Blog kindly written by Lucille Rosetti – The Bereaved. Sharing tools to help people through the grief process.
It’s hard to put the pain experienced from the death of a loved one into words. Such a deep loss affects us physically, emotionally, mentally, and spiritually. Dealing with death is a constantly evolving process that looks and feels different for everyone. There’s no timeline for healing, and there’s no way to quantify when you should begin to feel better. But for some people, making a move can be the perfect way to refresh their souls and add happiness back to their life. If you think this may apply to you, here are some things you need to keep in mind.
Process Your Grief Before Making Major Plans
While there’s no magic solution to take away your pain, certain grieving steps may at least ease it. Give yourself permission to be vulnerable; if that means showing your emotions visibly, do so without apology or excuses. Don’t close yourself off, which only makes you feel more alone. Reach out to and connect with friends and family — and allow them to be there for you. Take the time you need to heal. Do what you can to heal and then begin to think of how moving fits into that overall process. Just try to delay making major decisions right after your loved one’s passing, so those decisions aren’t based solely on emotion.
Moving Doesn’t Mean Forgetting the Past
Some people find themselves stuck in an endless loop of grief when they are surrounded by so many memories. Seeking a change of scenery provides a concrete reminder that life is worth living and the world is worth exploring. If after some time and thought, you decide that you need that fresh start and need to get away from those memories, know that you are not betraying your loved one or being selfish. Moving doesn’t have to mean forgetting your loved one; it just means you are brave.
Some Steps Will Be Easier for You
Making the decision to move after losing a loved one can be hard. But once you’ve made that choice, it’s time to start checking other “to-do’s” off your list. First, track the real estate market so you’re better able to find the most optimal time, if applicable, to sell your home and not lose any equity. Then, find a realtor you trust so you can start your home search. Ask friends and family for recommendations and then use these questions as you meet with potential realtors to find the perfect fit for you. Research neighbourhoods, cities, and communities in which you’d like to live. Before purchasing a home, make sure you have it thoroughly inspected.
If you are renting, you’ll also want to do your research into neighbourhoods, school zones, and amenities. Also ask about how much rent is expected to rise after your initial term. Some properties may leave that open, while others address rate hikes in your contract.

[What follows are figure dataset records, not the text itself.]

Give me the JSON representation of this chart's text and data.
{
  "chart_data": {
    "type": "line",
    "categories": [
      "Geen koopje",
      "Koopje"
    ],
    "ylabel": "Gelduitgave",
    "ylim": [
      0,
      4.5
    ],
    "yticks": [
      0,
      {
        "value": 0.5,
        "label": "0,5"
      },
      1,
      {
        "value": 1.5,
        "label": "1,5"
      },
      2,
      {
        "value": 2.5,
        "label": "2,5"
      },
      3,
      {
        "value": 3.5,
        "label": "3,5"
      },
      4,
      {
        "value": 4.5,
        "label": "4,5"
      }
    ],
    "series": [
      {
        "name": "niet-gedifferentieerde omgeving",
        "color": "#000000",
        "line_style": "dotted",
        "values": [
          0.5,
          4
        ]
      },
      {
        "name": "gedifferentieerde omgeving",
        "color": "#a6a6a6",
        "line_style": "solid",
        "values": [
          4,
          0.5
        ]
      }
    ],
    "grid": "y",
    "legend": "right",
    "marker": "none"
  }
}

Other Steps Will Be Much Harder
When you’re moving after the death of a loved one, the easiest part is finding the right place to call home. Once that’s over, it’s time to pack and prepare, which also means sorting through your loved one’s possessions. This process can be filled with emotions, so ask someone to help you, and know that it’s okay to not know what to keep, what to donate, and what to toss. And as HomeAdvisor reminds, when you’re packing, it’s also okay to take breaks for self-care, as opposed to doing it all in one long marathon session.

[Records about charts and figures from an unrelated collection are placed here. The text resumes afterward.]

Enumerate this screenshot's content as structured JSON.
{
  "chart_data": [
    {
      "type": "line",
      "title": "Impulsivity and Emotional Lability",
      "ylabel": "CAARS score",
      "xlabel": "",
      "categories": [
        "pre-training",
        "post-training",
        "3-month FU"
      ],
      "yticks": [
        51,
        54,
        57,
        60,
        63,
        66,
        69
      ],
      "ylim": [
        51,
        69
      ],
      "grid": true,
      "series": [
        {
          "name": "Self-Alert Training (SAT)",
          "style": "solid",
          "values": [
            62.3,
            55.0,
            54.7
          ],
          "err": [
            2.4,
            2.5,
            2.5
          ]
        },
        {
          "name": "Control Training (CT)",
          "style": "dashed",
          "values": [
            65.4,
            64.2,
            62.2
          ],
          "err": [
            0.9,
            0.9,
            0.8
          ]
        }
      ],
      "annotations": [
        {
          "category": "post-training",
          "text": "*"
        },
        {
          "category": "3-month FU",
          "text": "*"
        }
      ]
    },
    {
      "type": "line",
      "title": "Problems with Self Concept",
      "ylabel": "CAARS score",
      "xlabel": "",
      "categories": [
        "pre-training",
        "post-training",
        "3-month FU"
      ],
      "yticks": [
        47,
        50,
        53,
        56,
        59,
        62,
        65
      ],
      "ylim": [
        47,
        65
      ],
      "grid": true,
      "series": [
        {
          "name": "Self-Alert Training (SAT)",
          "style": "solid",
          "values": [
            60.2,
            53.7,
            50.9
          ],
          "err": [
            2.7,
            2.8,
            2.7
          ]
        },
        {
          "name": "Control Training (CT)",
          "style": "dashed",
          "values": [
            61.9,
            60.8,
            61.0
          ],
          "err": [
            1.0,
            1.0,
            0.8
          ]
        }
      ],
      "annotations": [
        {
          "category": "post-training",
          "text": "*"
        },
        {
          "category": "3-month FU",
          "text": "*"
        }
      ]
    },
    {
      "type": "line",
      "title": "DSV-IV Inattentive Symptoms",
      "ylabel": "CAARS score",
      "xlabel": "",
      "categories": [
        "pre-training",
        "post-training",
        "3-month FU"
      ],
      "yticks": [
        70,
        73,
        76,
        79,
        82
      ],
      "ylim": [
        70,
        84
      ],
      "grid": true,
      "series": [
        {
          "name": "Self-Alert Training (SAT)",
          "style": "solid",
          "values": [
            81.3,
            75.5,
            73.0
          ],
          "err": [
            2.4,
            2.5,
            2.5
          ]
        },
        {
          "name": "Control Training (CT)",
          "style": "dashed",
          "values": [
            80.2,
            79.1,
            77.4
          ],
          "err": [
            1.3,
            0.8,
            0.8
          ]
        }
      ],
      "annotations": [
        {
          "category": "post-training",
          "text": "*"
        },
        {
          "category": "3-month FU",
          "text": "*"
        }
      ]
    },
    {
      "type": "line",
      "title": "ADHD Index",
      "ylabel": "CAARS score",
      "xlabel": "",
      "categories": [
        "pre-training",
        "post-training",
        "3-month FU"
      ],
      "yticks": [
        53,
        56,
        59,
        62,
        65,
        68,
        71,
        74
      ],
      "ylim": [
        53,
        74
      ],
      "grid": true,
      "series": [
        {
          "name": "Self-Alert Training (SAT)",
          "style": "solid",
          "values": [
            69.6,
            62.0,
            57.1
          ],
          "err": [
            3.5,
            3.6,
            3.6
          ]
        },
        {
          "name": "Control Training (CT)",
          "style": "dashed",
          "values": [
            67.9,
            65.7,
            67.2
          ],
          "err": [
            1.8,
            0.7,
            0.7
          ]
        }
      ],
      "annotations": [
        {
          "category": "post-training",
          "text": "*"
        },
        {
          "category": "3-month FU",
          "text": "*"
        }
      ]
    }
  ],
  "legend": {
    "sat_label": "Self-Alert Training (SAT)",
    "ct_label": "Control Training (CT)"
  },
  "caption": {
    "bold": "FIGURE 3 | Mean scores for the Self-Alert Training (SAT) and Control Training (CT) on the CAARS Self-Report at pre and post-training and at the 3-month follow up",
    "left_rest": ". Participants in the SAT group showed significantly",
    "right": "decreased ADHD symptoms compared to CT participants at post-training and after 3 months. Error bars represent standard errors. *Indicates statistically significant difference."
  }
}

You may want to keep a few of your loved one’s things to use or display in your new place, but do so in a way that does not add clutter or stress to your life. That crazy mug they just had to have? Use it to store your pens. You can even get creative and turn clothing into quilts, stuffed animals, holiday ornaments, pillows, or “new” clothing items like gloves or scarves.
Grief is such a complicated journey, but if moving to a new location will make things easier, you should definitely consider it. While that pain may never be gone, a new beginning can at least make that pain a little easier to bear. Just remember to take it one day at a time.